0 Replies Latest reply: May 10, 2011 6:14 AM by 842356 RSS

    anatomy of a disk recovery

      (BLADE 2000 SOLARIS 10 UPDATE 4)


      O/S boots into Single User mode with errors:

      1.     run svcs –xv to see errors.
      2.     /usr not mounted
      3.     /bin/sh not found

      Remedies tried:

      Commands tried:

      mount - mount not found
      ls     - ls not found
      echo * - listed file of /
      echo /etc/* listed file of /etc
      echo /usr/* printed /usr/*
      /etc/mount – listed mounted filesystems only / but not /var, /opt, /usr

      Tried mounting /usr slice /dev/dsk/c1t1d0s5 result: I/O Error.
      fsck /dev/rdsk/c1t1d0s5 resulted in the same error
      could not halt the O/S and only brute force STOP-A aborted to OBP prompt.
      System was switched off and interchanged disk1 and disk2 (c1t1 & c1t2) and
      booted with boot –s and error message said : the file loaded does not seem
      to be executable
      The disk positions were restored to original positions.
      Booted with CDROM –s using Solaris 8 CD, initiated fsck -y successfully on all
      devices including /dev/rdsk/c1t1d0s5 (/usr).
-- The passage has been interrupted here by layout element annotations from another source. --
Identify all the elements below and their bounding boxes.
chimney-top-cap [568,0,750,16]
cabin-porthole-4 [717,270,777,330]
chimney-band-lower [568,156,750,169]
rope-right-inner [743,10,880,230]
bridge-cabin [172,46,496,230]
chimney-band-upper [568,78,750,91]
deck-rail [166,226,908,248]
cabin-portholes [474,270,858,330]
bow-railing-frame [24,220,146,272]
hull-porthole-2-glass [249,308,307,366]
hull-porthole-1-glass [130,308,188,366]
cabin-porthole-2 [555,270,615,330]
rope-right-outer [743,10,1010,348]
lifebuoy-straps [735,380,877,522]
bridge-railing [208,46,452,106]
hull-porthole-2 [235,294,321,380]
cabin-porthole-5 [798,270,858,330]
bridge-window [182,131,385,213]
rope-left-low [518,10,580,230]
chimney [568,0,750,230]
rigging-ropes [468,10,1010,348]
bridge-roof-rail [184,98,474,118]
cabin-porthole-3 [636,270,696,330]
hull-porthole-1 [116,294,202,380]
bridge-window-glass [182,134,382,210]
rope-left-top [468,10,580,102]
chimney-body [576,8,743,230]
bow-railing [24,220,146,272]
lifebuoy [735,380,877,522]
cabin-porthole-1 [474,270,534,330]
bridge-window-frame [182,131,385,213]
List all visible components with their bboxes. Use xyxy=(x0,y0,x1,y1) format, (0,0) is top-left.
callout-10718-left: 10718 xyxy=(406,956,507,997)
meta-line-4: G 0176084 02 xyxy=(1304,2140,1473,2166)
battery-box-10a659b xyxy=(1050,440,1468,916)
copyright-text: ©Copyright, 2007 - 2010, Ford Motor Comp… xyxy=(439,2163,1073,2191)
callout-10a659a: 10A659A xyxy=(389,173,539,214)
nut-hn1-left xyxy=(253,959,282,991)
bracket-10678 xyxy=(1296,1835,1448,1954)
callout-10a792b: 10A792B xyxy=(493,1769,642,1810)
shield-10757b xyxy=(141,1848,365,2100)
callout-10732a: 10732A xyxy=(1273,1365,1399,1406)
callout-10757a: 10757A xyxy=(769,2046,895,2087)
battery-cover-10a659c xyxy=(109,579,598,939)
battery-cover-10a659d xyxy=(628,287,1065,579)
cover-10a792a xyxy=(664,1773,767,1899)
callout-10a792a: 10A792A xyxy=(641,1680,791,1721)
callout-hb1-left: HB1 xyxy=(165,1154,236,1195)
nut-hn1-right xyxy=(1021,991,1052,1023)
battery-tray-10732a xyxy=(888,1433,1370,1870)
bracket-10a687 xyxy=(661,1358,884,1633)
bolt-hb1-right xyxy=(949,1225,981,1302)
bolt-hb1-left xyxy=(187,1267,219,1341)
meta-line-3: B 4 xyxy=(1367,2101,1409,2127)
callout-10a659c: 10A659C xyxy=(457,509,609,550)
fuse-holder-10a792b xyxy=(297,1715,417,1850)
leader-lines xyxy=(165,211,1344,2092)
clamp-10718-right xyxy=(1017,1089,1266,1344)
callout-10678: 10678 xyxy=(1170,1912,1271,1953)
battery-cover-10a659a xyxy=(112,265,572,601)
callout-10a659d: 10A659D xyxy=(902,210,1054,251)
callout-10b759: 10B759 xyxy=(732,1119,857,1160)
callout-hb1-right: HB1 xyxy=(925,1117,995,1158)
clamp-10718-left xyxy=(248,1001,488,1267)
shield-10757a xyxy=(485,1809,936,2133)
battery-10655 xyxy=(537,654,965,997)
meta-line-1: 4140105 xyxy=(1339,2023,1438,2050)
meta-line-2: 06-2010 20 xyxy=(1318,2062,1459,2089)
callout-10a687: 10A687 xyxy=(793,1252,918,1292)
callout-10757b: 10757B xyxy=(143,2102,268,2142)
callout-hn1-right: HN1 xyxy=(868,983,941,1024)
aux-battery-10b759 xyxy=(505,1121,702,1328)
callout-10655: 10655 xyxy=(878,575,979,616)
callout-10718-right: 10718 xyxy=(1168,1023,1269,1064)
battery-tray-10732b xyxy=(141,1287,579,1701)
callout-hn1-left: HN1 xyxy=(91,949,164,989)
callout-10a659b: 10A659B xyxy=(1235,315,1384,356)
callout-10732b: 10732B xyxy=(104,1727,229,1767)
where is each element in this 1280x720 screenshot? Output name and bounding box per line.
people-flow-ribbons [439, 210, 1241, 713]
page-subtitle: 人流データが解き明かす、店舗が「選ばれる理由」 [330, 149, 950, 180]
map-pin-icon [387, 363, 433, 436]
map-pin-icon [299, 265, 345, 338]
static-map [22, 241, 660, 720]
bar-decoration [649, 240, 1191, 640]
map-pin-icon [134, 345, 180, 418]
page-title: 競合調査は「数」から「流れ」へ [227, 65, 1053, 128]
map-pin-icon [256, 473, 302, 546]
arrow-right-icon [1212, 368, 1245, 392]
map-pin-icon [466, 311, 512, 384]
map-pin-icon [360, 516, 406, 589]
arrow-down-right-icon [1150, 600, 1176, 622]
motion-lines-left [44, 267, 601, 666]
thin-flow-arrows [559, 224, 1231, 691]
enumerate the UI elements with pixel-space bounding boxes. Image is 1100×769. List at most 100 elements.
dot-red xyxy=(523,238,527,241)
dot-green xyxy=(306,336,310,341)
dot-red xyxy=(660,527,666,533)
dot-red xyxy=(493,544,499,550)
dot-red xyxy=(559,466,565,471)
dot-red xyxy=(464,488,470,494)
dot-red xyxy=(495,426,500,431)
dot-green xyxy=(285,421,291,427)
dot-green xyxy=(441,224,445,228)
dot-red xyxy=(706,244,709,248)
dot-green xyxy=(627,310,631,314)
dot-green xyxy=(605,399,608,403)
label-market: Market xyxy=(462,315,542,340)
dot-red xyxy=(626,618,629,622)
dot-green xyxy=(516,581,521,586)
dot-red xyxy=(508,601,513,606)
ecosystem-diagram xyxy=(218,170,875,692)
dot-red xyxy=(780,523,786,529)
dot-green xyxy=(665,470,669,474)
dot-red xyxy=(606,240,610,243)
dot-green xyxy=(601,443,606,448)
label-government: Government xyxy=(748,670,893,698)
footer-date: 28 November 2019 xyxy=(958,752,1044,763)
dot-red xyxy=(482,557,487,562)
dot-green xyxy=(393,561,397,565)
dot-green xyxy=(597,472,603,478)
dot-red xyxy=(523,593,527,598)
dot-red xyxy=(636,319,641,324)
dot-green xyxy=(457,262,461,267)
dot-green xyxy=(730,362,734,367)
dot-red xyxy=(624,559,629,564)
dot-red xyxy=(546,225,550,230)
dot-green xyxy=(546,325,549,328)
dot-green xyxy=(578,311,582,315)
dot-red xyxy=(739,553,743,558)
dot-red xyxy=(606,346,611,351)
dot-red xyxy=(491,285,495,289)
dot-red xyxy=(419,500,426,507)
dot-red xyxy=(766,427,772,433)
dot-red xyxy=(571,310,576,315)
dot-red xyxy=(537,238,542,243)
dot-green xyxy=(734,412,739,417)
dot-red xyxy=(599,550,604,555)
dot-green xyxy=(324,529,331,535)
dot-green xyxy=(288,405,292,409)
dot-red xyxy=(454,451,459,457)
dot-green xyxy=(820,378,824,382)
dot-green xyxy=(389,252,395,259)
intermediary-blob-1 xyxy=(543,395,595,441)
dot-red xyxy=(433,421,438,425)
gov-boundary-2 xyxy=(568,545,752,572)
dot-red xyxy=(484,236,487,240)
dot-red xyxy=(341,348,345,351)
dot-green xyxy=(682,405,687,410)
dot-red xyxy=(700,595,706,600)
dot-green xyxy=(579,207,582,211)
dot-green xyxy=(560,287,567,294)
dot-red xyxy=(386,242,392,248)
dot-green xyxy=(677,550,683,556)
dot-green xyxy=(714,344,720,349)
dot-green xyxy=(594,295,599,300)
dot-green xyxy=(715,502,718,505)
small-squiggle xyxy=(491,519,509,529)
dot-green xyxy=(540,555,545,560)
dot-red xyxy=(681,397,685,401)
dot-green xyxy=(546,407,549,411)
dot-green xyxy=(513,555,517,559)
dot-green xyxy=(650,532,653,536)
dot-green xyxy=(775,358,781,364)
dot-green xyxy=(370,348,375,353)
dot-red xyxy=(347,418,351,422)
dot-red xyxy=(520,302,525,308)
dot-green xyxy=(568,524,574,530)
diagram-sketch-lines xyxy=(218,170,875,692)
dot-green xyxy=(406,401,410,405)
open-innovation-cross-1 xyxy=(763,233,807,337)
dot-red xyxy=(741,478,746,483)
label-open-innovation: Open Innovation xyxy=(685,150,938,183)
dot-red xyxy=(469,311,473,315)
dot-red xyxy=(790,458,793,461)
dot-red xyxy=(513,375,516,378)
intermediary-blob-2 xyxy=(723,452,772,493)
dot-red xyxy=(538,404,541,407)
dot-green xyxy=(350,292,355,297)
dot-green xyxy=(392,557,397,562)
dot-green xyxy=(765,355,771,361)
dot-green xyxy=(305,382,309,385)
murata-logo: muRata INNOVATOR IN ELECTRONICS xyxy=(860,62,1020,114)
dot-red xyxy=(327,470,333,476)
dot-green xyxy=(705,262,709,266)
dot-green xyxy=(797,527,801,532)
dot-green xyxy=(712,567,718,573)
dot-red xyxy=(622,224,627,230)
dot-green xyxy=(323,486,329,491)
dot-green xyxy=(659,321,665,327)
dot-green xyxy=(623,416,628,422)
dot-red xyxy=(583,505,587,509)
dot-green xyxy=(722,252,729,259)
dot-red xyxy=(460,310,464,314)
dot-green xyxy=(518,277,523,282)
Mounted / file system to check the
      entries /etc/vfstab and they seemed okay. Mounting /usr slice was also success-
      Rebooted the system with –rs and no change in the situation.
      Repeated previous step in vain. Tempted to reinstall the O/S, but decided not to take
      that ultimate step and gave it a thought as time was not constraint and the machine was
      a standalone server meant to be experimented and I was just trying to exploit my
      free time between my routines.
      Checked back with the owner of m/c and got an indefinite answer about which was
      the boot disk. Indefinite because they were trying to simulate certain application
      problem from the field. Somehow my instincts keep telling me that O/S cannot have
      crashed because I was able to mount and run fsck of all slices successfully. Time was
      flying but ultimatum was not set for this task. I considered swap partition could be
      the cause and recreated /dev/dsk/c0t1d0s1 and tried the booting process in vain.
      A harsh step was taken to rename the /usr and recreate that subdirectory. Booting
      problem would not change. A bolt from the blue forced to me change the vfstab
      entries to point to the second drive and change default boot drive to drive 2. Now
      interchanged the drives and booted with boot –rs faced the same old error. But this
      time when I forcibly tried to mount /usr slice (c1t2d0s5) and the error was: /dev/dsk/c1t2d0s5
      or /usr no such file or directory. With echo /dev/dsk/*, not only /dev/dsk/c1t2d0s5 but also
      s1 to s7 were missing. Now I considered the situation to be in my favour. Booted again with
      boot CDROM (full boot to Enable cut/copy/paste) and created the missing special files using the
      mknod /devices/pci@8,600000/SUNW,qlc@4/fp@0,0/ssd@w500000e010682131,0:f b 118 3
      along with the symbolic link in /dev/dsk:
      ln –s ../.. /devices/pci@8,600000/SUNW,qlc@4/fp@0,0/ssd@w500000e010682131,0:f c0t2d0s5
      and system was booted with –rs option expecting other devices s1 to s7 to get created
      automatically. O/S booted, mounted /usr but failed to reconfigure the system throwing the
      error /dev/fb read only filesystem, but when I check with mount command all filesystems were
      mounted in read/write mode. Again system was rebooted and repeated the above steps to
      create s1, s3 and s4 device files. Device files under/dev/rdsk were also created. Next boot –rs
      continued to throw the same error readonly filesystem. Situation remained same even after
      the creation of s2, s6 and s7 were missing. But at this point of time I wanted to edit /etc/vfstab
      file for making changes and could not save because of readonly mounting of / filesystem and
      happened to check the list of mounted filesystems I found that / was mounted on
      /devices/pci@8,600000/SUNW,qlc@4/fp@0,0/ssd@w500000e010682131,0:a instead of
      /dev/dsk/c1t2d0s0. Booting with CDROM –s to run fsck also did yield any success. Finally
      I took the brute force step of recreating:
      and the symbolic link /dev/dsk/c1t2d0s0. Now booted the system with –rs and everything
      was ok and just pressed ^D and was presented with GUI login. SUCCESS AT LAST.

      With all said and done I wonder if there were simpler steps to cut short the recovery?